Source: Adam Brinklow - Curbed SF

Popular apartment and rental sites all report notably similar figures for median San Francisco rents at the end of the year.

RENTCafe’s just-released November figures show a median market rent of $3,343. That’s within $100 of three competitor sites.

Since platforms like RENTCafe usually only measure what the median rent is on RENTCafe, it’s nice when they can all occasionally agree.

[Update: A RENTCafe spokesperson tells us that their report actually reflects data from an independent research group.]

Previously, this was the only site recording a year-over-year increase in city rents, even if it was just a not terribly significant 0.8 percent.
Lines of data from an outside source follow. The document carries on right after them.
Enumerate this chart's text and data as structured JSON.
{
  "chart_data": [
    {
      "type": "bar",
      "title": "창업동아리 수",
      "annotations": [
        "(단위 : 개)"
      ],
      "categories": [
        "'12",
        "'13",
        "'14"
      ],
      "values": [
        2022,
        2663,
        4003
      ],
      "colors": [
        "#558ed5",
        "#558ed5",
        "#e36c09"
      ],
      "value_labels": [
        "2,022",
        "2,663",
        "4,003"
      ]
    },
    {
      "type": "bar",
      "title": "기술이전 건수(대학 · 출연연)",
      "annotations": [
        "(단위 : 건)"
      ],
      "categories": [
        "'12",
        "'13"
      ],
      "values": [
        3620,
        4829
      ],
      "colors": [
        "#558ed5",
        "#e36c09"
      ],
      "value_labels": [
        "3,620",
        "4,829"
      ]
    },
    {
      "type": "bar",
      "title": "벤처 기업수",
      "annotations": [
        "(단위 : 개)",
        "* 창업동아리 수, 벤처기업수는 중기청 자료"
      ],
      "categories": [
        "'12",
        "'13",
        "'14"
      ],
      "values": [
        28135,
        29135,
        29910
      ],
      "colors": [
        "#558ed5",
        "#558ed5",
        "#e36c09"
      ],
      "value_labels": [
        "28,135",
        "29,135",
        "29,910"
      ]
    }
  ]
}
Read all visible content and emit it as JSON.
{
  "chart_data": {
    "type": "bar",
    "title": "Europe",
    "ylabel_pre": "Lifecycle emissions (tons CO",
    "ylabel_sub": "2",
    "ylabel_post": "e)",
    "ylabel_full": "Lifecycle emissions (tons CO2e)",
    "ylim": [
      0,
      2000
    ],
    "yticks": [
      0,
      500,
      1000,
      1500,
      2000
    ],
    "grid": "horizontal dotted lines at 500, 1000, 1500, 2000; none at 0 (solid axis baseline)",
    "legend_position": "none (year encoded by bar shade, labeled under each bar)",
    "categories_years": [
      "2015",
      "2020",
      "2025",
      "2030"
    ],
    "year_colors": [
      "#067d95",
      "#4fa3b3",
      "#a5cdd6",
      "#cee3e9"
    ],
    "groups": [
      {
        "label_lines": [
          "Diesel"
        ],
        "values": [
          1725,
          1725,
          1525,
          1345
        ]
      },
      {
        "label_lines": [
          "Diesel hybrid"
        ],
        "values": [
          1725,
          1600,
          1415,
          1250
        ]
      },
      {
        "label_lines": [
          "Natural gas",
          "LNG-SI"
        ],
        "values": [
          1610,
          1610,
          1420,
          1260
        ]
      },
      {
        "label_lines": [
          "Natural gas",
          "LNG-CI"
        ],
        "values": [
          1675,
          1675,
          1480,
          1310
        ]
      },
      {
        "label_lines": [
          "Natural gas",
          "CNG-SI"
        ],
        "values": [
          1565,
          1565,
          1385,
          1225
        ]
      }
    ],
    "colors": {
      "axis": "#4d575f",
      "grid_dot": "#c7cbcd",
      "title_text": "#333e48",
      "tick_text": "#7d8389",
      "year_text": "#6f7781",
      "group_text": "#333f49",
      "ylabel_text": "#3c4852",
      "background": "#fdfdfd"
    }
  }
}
But now it’s finishing out the year down 1.2 percent.

RENTCafe is playing to it’s own prediction from last year, when its analysts declared rents “stagnant” and predicted “growth to slow” in the new year.

Casual observers might be reluctant to give too much credit to 2015’s prognosticators. After all, things can only go up or down, seeing to give anybody a 50-50 shot at getting it right.

But predicting markets can be a little more nuanced. For example, Randy Shaw of Beyond Chron anticipated in January that we’d see a general downturn in housing price growth but that rents wouldn’t “drop significantly.”

By and large, Shaw was right (although you could quibble about the definition of “significant”).

Rental site Zillow guessed that rental growth would slow drastically this year, and they too were right—but they still predicted a six percent rise in San Francisco, whereas their own data now shows prices completely flat over the year.

Palo Alto-based brokerage Marcus & Millichap anticipated that rents would rise as much as seven percent in 2016, and they were wrong, except when it comes to places like Oakland, which did indeed see just that degree of activity.

Incidentally, PricewaterhouseCoopers predicted a downturn back in March that turned out to be (literally) right on the money, and they also guessed that this year would be just the start of a decline.

Nobody’s right all of the time, of course. But it doesn’t cost anything to hope.